In Renaissance Medical Foundation v. Lugo (No. 23-0607), the Texas Supreme Court held that the legislature modified traditional, common-law vicarious liability for certain health care entities that employ physicians. The Court pronounced that non-profit health organizations (NPHOs) certified as such by the Texas Medical Board may employ physicians, but they “may not interfere with, control, or otherwise direct a physician’s professional judgment” in violation of Section 162.0021 of the Texas Occupations Code (Code) and other long-standing civil and criminal prohibitions on interfering with physicians’ independent, professional judgment.
The Court explained that making an NPHO vicariously liable1 “for employee conduct it is statutorily prohibited from controlling would be inconsistent with” the principle that control of the employee’s work justifies vicarious liability. The majority opinion explained that this “unique” employment structure in Section 162 of the Code “altered the landscape” and allows NPHOs “to choose to employ physicians without engaging in the unlicensed practice of medicine.”
The concurring opinion by three justices more firmly explained that “[v]icarious liability claims against these [NPHOs] that allege a physician’s medical judgment caused the patient’s injury thus have no merit absent allegations of the [NPHOs’] unlawful interference.” Indeed, “Section 162.0021 forecloses such liability to the extent it rests on a physician’s exercise of medical judgment as the cause of the injury.”
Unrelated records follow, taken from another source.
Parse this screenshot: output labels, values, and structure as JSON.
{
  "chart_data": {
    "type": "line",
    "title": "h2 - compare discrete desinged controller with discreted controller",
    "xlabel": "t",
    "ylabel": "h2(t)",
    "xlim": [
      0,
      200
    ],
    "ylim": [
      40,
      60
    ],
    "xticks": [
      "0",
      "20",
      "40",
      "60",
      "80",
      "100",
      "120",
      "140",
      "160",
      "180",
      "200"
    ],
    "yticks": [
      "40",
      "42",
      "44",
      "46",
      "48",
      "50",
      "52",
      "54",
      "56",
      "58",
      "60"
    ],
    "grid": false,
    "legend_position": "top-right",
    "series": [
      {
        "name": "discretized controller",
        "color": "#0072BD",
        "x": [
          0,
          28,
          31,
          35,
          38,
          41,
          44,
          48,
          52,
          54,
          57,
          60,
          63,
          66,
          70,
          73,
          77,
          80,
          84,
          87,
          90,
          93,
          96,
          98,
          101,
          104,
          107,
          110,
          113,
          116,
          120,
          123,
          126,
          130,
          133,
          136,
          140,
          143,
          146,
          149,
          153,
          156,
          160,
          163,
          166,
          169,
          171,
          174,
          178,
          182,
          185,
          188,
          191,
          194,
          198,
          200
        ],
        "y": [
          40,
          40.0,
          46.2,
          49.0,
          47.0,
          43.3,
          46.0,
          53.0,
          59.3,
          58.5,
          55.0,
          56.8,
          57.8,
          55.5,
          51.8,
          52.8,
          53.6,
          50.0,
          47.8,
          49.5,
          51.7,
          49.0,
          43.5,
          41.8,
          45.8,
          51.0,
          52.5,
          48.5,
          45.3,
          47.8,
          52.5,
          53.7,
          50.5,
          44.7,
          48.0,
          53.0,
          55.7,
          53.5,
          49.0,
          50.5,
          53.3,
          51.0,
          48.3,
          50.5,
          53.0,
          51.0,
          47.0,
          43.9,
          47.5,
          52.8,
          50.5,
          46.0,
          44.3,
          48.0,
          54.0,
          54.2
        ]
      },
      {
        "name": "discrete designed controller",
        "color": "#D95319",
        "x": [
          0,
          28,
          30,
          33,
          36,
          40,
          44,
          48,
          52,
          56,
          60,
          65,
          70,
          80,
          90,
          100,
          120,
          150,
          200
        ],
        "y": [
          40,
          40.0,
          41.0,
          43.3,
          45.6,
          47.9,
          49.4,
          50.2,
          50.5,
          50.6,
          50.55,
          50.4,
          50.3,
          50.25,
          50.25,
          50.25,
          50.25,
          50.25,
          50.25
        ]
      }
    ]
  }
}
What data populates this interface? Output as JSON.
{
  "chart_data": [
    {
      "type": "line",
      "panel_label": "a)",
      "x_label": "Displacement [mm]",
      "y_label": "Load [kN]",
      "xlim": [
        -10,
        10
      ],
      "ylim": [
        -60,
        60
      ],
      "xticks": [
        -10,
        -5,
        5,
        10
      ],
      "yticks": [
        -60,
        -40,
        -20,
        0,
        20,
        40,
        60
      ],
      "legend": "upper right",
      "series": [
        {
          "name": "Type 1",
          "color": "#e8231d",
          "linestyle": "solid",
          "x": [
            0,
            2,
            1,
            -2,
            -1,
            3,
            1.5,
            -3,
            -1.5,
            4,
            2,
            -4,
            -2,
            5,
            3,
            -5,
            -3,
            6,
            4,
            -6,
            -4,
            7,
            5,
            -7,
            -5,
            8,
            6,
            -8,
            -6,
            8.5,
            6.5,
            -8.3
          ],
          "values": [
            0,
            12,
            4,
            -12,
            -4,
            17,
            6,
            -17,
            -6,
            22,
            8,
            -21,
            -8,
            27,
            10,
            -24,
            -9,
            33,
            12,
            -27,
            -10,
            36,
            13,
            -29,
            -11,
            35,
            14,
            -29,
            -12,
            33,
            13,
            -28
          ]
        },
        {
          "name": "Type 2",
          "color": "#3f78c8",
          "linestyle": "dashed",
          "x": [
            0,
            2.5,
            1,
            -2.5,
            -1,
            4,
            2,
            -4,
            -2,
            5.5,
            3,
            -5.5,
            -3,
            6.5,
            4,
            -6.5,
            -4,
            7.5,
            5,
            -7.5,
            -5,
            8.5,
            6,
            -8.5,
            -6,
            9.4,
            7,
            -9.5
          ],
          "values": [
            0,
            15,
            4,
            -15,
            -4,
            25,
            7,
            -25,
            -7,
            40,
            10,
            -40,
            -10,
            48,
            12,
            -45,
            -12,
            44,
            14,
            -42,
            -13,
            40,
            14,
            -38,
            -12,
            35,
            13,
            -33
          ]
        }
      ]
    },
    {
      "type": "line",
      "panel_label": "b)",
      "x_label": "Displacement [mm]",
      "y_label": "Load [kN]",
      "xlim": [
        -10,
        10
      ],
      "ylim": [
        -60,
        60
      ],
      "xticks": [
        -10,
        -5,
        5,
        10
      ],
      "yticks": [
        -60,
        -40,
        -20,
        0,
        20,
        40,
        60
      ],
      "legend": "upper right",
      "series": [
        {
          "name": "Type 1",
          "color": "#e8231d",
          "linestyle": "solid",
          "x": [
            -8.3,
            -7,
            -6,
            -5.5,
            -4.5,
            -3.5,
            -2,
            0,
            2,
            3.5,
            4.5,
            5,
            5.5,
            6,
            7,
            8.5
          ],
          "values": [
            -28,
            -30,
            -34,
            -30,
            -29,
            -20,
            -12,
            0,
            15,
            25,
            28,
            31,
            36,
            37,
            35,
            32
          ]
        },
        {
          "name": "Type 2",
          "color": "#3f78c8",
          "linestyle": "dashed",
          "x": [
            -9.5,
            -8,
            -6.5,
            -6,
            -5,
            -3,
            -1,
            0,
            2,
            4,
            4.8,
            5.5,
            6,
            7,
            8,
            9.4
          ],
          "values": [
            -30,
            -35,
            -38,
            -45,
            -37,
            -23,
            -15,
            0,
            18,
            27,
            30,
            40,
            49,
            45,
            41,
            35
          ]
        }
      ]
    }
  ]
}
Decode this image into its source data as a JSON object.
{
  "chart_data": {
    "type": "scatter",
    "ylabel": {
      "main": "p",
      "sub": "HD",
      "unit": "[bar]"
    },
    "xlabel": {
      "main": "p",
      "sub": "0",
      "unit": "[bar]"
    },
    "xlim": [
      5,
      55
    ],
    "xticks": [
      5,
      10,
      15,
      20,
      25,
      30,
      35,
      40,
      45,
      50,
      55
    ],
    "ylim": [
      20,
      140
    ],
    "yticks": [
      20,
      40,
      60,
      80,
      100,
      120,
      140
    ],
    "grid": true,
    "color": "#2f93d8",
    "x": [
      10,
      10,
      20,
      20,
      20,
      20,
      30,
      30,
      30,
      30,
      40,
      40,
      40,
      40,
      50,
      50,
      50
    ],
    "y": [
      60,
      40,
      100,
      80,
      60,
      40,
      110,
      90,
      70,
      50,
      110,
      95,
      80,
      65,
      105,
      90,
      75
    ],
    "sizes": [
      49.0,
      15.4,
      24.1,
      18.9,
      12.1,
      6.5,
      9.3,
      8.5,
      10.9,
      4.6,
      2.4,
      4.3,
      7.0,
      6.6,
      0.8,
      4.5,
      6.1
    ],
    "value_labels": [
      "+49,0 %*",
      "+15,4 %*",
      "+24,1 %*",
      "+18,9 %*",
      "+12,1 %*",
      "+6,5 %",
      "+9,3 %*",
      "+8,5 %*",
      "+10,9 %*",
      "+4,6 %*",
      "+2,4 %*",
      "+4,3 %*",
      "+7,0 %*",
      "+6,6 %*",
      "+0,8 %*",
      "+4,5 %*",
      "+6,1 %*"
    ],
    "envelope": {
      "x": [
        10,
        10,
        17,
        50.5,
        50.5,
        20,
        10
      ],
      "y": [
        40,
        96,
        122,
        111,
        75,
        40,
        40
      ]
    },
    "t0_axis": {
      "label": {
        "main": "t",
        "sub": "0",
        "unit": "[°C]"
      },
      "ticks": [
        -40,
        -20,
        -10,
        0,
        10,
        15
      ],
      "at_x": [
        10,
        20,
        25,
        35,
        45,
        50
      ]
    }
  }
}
This decision overruled the court of appeals’ conclusions that Section 162’s text does not modify common-law vicarious liability and the preclusion on NPHOs controlling a physician’s independent medical judgment is largely inapplicable as a defense to this type of vicarious liability claim. The court of appeals reached these conclusions despite acknowledging that there is no “suggestion or evidence” that the NPHO exercised actual control of the surgeon’s medical care to the patient, which is the alleged injury-causing conduct.
The Court’s majority opinion left open the theoretical possibility that an NPHO might have sufficient lawful control over a physician to justify vicarious liability. The Court remanded the case to the trial court and invited the NPHO to file a new motion for summary judgment to flesh out application of the Court’s newly articulated limitation on vicarious liability to the facts of this case.
Health care industry stakeholders may wish to monitor development of the law relating to this unique structure that the legislature created with the objective of expanding health care, particularly in rural Texas. An amicus brief from the Texas Hospital Association showed progress in meeting this goal by noting that more than 10,000 physicians in Texas had already been employed by the more than 1,000 NPHOs certified by the Texas Medical Board.
1 Employers generally are vicariously liable for conduct of their employees within the scope of employment. Historically, this rule does not apply to physicians credentialed to perform procedures in hospitals in Texas because physicians performing procedures in hospitals are independent contractors. This is part of Texas’s prohibition on the corporate practice of medicine. Section 162 applies similar treatment to physicians engaged by NPHOs pursuant to the statute.